UNO-Menschenrechtskommissarin fordert Schließung von Guantánamo
Von Julia Zieger, amerika21.de, 10.04.2013

http://amerika21.de/2013/04/82033/uno-guantanamo


Washington/Havanna. In einer Stellungnahme vom 5. April hat die UN-Menschenrechtskommissarin
Navi Pillay die USA aufgefordert, das Gefangenenlager in Guantánamo-Bay zu
schließen. Pillay sieht es als "klaren Verstoß gegen internationales Recht" an, dass die USA
bisher keine Schritte unternommen haben, ihrer Absichtserklärung nachzukommen, das
Gefangenenlager, in dem sich derzeit 166 Häftlinge befinden, zu beseitigen. Sie sei deswegen
von der US-Regierung "sehr enttäuscht", so Pillay . Der Hungerstreik sei wenig überraschend,
da er eine "verzweifelte Aktion" der Häftlinge darstelle, sich Gehör zu verschaffen.
Offiziellen Berichten zufolge befinden sich derzeit 41 Häftlinge im Hungerstreik. Seit Beginn
der Protestaktion im Februar variieren die offiziellen Zahlen und die der Anwälte der Häftlinge
stark. Die Anwälte, die von rund 130 hungerstreikenden Gefangenen ausgehen, werfen
den Behörden vor, absichtlich die Zahlen niedrig zu halten und den Ernst der Lage zu ignorieren.
Unterdessen ist die Verfassung einiger Streikender so bedrohlich, dass sich sowohl das Internationale
Rote Kreuz als auch die UNO für eine sofortige Lösung der Situation einsetzen. Sie
verurteilen vor allem die Zwangsernährung, mit der die Gefängnisleitung versucht, Tote und
damit eine mögliche Eskalation des Streiks zu verhindern. Sie bezeichnen diese Methode als
eine Form von Folter, welche gegen die Deklaration von Malta verstößt. Diese untersagt
Ärzten ausdrücklich, Zwangsernährung zu unterstützen.Vor allem durch wiederholte Anwendung
dieser Methode in Guantánamo-Bay wurde die "Declaration on Hunger Strikers" 2006
im Wortlaut noch verschärft. Die Tatsache, dass die USA gegen diese internationalen Gebote
verstoßen, während sie sich im gleichen Atemzug als die "Verfechter von Menschenrechten"

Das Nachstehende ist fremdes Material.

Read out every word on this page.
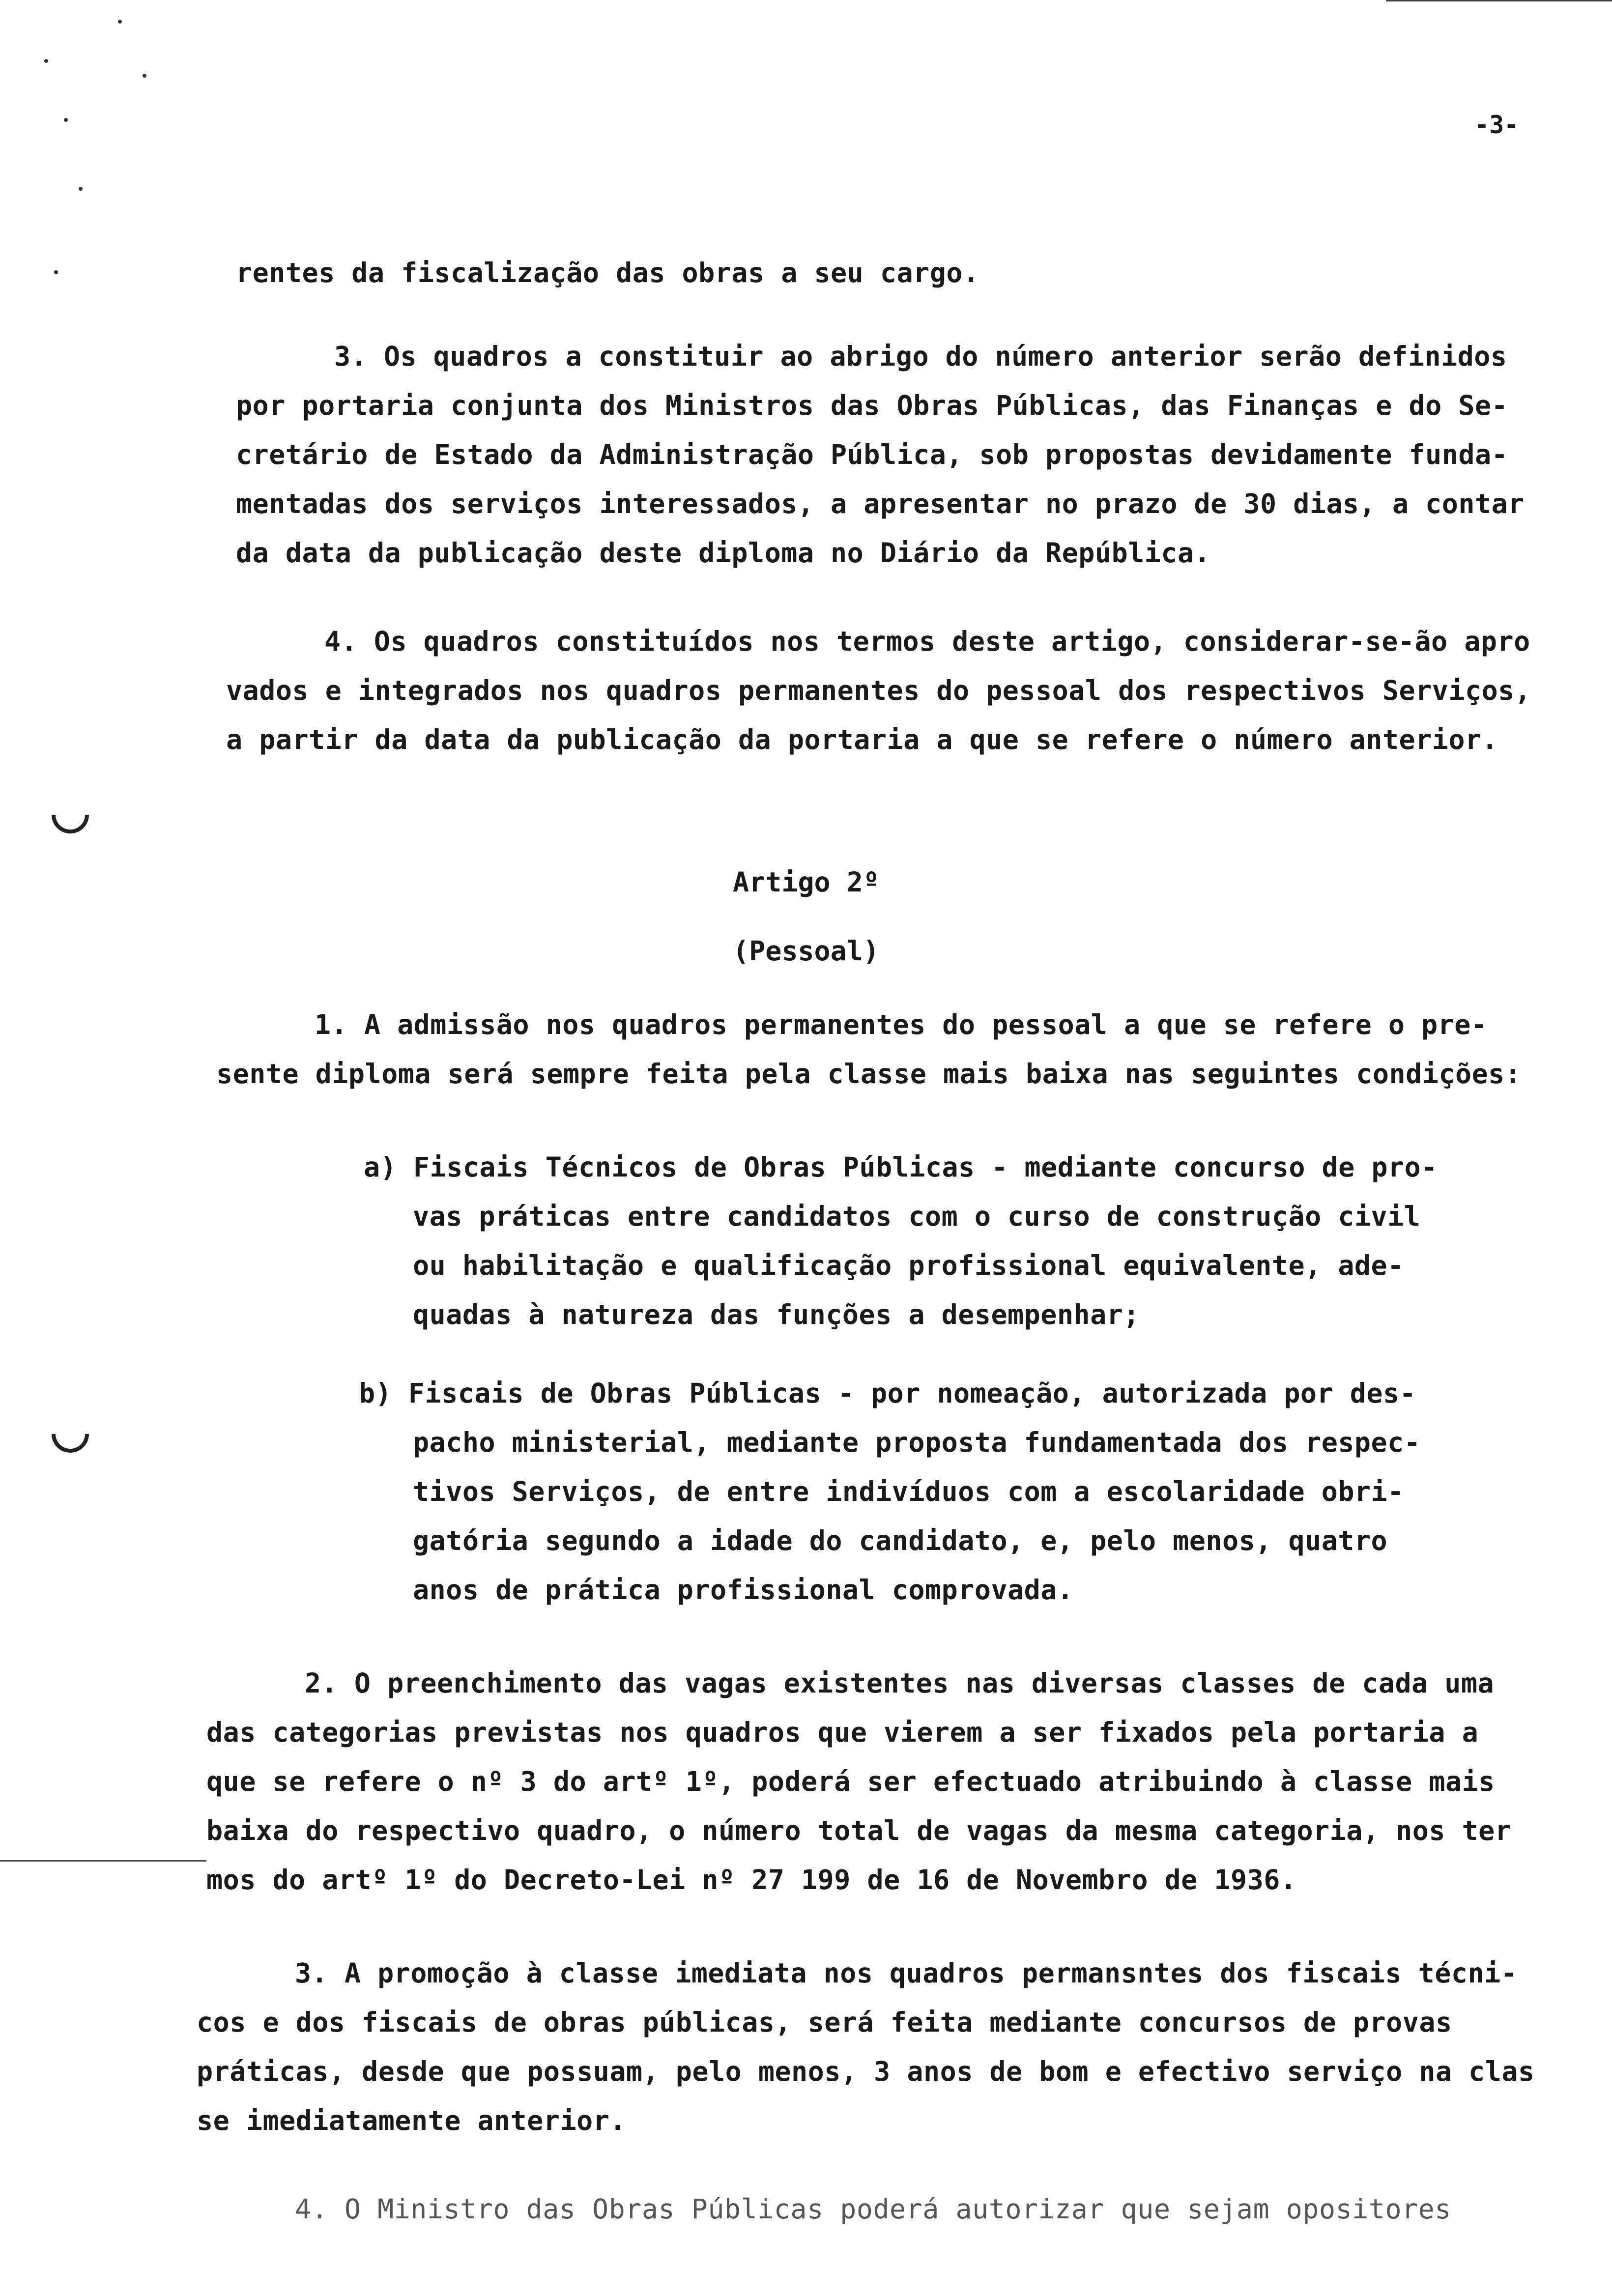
-3-
rentes da fiscalização das obras a seu cargo.
3. Os quadros a constituir ao abrigo do número anterior serão definidos
por portaria conjunta dos Ministros das Obras Públicas, das Finanças e do Se-
cretário de Estado da Administração Pública, sob propostas devidamente funda-
mentadas dos serviços interessados, a apresentar no prazo de 30 dias, a contar
da data da publicação deste diploma no Diário da República.
4. Os quadros constituídos nos termos deste artigo, considerar-se-ão apro
vados e integrados nos quadros permanentes do pessoal dos respectivos Serviços,
a partir da data da publicação da portaria a que se refere o número anterior.
Artigo 2º
(Pessoal)
1. A admissão nos quadros permanentes do pessoal a que se refere o pre-
sente diploma será sempre feita pela classe mais baixa nas seguintes condições:
a) Fiscais Técnicos de Obras Públicas - mediante concurso de pro-
vas práticas entre candidatos com o curso de construção civil
ou habilitação e qualificação profissional equivalente, ade-
quadas à natureza das funções a desempenhar;
b) Fiscais de Obras Públicas - por nomeação, autorizada por des-
pacho ministerial, mediante proposta fundamentada dos respec-
tivos Serviços, de entre indivíduos com a escolaridade obri-
gatória segundo a idade do candidato, e, pelo menos, quatro
anos de prática profissional comprovada.
2. O preenchimento das vagas existentes nas diversas classes de cada uma
das categorias previstas nos quadros que vierem a ser fixados pela portaria a
que se refere o nº 3 do artº 1º, poderá ser efectuado atribuindo à classe mais
baixa do respectivo quadro, o número total de vagas da mesma categoria, nos ter
mos do artº 1º do Decreto-Lei nº 27 199 de 16 de Novembro de 1936.
3. A promoção à classe imediata nos quadros permansntes dos fiscais técni-
cos e dos fiscais de obras públicas, será feita mediante concursos de provas
práticas, desde que possuam, pelo menos, 3 anos de bom e efectivo serviço na clas
se imediatamente anterior.
4. O Ministro das Obras Públicas poderá autorizar que sejam opositores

darstellen, lässt sie zunehmend unglaubwürdiger werden, so Pillay abschließend.
Wie der Fernsehsender Russia Today am gestrigen Dienstag berichtete, haben US-Behörden
inzwischen die Anwälte derjenigen Hungerstreikenden informiert, die zwangsernährt werden.

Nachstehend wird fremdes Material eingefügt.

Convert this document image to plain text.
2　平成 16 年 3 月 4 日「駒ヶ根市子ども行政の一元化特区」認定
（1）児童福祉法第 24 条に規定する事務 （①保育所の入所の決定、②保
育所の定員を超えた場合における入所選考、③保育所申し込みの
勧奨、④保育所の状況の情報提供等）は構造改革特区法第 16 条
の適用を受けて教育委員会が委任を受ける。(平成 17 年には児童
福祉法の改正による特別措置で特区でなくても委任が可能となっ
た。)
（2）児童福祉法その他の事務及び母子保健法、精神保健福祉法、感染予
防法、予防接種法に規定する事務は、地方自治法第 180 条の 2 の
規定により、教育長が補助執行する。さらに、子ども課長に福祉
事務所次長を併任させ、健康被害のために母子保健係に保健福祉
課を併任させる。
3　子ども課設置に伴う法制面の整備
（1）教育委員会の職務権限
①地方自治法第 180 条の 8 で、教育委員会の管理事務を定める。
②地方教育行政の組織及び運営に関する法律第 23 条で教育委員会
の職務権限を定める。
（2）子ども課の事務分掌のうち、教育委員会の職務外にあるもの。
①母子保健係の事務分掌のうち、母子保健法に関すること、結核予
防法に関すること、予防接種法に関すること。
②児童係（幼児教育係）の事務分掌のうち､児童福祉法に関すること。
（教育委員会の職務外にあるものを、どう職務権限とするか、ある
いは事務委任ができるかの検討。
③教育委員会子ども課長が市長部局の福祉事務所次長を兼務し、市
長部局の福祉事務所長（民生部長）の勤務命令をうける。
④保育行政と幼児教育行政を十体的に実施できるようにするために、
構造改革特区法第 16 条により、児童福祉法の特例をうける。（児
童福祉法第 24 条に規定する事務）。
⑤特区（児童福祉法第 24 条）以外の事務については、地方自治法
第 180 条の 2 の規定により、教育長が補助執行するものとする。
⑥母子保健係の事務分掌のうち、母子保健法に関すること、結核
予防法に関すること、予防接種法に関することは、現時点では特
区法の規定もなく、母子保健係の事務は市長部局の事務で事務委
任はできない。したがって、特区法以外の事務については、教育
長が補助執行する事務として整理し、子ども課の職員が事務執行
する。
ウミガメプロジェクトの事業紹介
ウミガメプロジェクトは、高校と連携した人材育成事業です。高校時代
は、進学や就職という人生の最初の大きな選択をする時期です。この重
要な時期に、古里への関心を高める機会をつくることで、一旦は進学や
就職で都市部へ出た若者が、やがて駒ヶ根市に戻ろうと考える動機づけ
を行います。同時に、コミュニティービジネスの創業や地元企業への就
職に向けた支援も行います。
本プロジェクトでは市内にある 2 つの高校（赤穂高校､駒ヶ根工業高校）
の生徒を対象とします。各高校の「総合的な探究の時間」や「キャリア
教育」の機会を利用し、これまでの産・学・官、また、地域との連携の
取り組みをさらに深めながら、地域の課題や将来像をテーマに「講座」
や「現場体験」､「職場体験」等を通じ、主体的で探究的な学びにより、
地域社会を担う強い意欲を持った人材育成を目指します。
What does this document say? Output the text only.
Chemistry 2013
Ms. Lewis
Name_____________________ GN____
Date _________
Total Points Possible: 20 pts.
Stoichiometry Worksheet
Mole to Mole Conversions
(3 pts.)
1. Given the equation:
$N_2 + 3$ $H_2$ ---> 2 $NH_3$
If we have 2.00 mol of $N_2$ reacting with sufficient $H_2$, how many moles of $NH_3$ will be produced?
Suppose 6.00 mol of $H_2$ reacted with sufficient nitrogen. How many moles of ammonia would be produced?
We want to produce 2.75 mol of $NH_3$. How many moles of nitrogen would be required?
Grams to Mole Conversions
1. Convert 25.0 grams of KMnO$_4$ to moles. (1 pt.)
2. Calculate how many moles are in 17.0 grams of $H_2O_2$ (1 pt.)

Unter ihnen Cori Crider, Anwältin des jementischen Staatsbürgers Samir Mukbel. Sie sei
vergangene Woche vom Justizministerium benachrichtigt worden, so Crider gegenüber der
Nachrichtenagentur AP. Am Montag erhielt sie die Erlaubnis für ein Telefongespräch mit
ihrem Mandanten, der die Information bestätigte. Mukbel, der sich seit Februar am Hungerstreik
beteiligt, bezeichnete die Zwangsernährung als "schmerzhaft".